Mr Abed Rabbo said earlier this week that under the Olmert plan "we will have Gaza isolated from the West Bank and the West Bank will be divided into cantons, north south and central. The roads and bridges will be controlled by Israel. The Palestinians will have no external borders. It will be a disaster for Palestinians."

Deliberately invoking the 1948 nakba or catastrophe in which some 700,000 Palestinians were forced to flee their homes during the 1948 war of independence a year after Arab leaders rejected partition of Palestine, Mr Abed Rabbo said that unless Palestinians united behind a two-state solution: "We could be about to see the last chapter of the nakba."

He added: "We are trying to show the great people of the [Palestinian] government that there is a world around us."

Mr Abbas and his allies are hoping that international opinion will start exerting pressure on Israel to begin substantive negotiations with the Palestinian President if the referendum provides him with a renewed mandate to negotiate with Mr Olmert on a two-state solution.

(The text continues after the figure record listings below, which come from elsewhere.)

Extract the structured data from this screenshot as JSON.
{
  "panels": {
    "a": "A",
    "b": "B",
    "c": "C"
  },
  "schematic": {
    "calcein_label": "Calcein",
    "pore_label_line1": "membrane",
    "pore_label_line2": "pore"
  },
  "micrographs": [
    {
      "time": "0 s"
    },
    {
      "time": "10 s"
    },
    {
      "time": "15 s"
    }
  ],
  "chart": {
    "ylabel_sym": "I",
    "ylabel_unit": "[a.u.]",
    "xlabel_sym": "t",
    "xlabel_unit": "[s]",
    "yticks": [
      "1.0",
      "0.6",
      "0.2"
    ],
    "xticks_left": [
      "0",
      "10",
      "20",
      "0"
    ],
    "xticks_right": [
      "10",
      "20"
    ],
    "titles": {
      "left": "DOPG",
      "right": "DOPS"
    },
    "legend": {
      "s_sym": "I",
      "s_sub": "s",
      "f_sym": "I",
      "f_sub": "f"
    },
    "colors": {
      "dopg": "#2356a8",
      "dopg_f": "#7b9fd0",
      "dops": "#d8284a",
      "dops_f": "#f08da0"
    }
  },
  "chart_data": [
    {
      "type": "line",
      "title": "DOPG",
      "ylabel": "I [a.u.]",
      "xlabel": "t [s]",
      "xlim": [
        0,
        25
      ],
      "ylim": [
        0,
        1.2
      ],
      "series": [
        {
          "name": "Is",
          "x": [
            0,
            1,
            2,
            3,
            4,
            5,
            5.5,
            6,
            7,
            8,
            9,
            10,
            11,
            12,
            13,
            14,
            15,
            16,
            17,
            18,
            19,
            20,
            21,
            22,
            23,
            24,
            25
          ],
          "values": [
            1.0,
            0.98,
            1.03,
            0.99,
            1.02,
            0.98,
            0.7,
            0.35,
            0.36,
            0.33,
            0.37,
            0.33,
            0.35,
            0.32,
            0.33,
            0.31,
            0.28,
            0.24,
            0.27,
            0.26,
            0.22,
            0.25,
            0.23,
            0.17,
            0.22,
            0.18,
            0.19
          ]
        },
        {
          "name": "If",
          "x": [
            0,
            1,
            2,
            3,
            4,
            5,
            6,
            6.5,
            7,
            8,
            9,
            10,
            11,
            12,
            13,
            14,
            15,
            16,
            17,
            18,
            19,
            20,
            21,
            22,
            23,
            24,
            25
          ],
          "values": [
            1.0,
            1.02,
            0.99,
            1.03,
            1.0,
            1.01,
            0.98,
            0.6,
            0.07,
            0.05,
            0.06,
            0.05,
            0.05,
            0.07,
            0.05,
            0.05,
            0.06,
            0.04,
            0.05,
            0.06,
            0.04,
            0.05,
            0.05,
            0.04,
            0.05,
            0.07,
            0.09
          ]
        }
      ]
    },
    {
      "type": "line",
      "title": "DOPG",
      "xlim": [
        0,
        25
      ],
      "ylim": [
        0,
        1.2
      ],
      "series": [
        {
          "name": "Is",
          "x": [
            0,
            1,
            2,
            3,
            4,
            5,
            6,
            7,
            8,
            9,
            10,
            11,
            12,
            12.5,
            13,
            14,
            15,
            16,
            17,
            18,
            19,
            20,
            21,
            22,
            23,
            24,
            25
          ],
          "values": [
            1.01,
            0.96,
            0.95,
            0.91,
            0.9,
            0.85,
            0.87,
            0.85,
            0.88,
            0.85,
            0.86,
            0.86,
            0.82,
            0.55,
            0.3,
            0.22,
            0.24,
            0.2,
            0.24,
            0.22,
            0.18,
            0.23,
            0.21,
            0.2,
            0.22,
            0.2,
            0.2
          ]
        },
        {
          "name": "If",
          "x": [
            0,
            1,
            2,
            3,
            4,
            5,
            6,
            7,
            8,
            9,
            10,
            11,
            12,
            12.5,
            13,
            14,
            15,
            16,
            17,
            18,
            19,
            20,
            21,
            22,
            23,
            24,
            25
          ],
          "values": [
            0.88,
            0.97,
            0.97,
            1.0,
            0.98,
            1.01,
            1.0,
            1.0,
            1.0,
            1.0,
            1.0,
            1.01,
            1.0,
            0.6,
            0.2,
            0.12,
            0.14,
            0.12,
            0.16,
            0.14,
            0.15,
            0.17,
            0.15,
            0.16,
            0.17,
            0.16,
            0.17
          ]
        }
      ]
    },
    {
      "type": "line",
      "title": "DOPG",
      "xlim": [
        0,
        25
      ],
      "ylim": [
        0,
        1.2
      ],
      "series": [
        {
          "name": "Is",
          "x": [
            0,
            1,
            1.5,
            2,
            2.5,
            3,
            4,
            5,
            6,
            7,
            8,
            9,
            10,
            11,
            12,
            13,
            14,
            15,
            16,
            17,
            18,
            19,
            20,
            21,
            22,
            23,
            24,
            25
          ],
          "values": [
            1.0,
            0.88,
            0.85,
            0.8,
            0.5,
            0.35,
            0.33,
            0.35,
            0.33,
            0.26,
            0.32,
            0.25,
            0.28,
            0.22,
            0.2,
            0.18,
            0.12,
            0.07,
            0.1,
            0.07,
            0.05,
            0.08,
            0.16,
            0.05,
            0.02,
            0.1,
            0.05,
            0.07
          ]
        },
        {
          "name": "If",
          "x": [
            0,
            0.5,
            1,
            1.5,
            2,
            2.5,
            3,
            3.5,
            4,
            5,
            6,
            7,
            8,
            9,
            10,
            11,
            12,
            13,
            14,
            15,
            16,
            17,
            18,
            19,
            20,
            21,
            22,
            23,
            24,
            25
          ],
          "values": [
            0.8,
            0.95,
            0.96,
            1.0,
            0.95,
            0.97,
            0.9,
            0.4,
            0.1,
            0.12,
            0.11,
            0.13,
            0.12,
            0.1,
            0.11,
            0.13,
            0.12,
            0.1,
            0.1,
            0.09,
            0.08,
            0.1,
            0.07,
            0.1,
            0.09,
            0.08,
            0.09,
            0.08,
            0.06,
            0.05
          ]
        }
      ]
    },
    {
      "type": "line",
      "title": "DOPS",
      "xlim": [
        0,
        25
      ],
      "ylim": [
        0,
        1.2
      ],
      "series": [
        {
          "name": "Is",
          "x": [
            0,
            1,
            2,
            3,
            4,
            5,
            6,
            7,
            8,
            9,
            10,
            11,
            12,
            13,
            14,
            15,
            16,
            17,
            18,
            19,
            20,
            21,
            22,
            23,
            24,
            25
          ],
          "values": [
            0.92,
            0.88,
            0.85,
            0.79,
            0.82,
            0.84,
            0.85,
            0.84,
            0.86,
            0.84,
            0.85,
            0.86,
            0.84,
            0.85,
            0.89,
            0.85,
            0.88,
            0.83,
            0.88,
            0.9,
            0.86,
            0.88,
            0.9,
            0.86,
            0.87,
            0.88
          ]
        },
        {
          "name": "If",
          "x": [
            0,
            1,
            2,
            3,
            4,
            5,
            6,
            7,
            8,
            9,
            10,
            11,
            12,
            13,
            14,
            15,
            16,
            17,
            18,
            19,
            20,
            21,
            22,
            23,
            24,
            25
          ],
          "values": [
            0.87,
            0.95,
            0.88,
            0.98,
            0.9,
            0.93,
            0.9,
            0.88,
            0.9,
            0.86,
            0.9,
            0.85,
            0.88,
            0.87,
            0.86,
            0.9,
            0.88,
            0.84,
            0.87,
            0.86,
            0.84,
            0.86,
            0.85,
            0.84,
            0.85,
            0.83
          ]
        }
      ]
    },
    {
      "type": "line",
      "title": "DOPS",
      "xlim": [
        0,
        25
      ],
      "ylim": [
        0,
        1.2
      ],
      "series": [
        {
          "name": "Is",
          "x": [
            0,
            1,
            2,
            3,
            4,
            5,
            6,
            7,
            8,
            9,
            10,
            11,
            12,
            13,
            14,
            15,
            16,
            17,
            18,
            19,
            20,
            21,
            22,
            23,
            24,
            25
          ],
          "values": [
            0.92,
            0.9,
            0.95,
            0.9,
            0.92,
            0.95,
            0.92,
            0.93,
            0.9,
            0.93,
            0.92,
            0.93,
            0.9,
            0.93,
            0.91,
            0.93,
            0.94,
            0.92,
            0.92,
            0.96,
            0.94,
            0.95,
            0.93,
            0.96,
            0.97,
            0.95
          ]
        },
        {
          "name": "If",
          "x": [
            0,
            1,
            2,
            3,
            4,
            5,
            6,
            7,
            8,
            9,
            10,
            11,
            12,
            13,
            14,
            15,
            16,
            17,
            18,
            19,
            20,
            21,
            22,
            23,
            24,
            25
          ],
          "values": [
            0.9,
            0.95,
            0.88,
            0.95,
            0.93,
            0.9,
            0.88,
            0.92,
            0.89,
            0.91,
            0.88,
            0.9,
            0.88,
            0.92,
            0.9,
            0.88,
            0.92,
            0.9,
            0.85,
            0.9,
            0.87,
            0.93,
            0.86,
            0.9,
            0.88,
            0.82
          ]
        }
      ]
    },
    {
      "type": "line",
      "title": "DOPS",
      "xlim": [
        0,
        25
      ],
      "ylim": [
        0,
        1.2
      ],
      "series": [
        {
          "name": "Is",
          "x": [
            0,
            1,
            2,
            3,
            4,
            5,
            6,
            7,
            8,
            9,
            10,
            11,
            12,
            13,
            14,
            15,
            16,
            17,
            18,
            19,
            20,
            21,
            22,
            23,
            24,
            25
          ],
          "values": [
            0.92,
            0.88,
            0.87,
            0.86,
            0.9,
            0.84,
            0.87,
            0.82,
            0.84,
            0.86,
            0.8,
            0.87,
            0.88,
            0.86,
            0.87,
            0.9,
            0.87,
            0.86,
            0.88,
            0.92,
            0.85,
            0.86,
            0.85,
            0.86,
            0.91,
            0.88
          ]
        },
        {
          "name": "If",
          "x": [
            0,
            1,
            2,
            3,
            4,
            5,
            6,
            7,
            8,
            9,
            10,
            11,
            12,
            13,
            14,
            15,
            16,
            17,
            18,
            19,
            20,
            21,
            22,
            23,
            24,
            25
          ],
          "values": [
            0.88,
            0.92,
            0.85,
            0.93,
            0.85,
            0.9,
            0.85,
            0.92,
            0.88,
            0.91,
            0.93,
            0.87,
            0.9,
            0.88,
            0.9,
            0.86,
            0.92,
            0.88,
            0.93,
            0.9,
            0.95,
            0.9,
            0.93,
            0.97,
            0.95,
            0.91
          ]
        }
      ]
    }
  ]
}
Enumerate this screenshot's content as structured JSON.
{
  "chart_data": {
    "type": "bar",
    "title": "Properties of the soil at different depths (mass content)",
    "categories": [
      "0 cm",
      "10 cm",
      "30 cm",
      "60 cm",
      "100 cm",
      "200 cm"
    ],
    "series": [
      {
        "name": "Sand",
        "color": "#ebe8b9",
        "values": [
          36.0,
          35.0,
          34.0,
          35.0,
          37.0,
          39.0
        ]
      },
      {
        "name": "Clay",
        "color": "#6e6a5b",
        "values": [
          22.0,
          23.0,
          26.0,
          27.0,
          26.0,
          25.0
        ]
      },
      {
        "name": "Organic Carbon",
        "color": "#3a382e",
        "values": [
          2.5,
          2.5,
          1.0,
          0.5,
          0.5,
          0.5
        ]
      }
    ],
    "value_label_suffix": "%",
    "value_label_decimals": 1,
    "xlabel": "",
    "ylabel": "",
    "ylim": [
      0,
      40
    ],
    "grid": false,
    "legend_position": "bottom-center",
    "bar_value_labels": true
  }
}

But the idea that the strategy would lead to Israeli concessions was rejected by the Hamas speaker of the Palestinian Legislative Council, Abdel Aziz Dweik, who said this week that the PLO "didn't get anything" in return for recognising Israel. He added: "Why should we recognise Israel again? What are they intending to give us? We know Israel has no intention of going back to the 1967 borders." Mr Dweik claimed: "The referendum idea originated in the United States. The US said that this government must collapse within three months. They wanted to show a semi-democratic means to collapse the government because people didn't rise up against the government and supported it with money and endurance."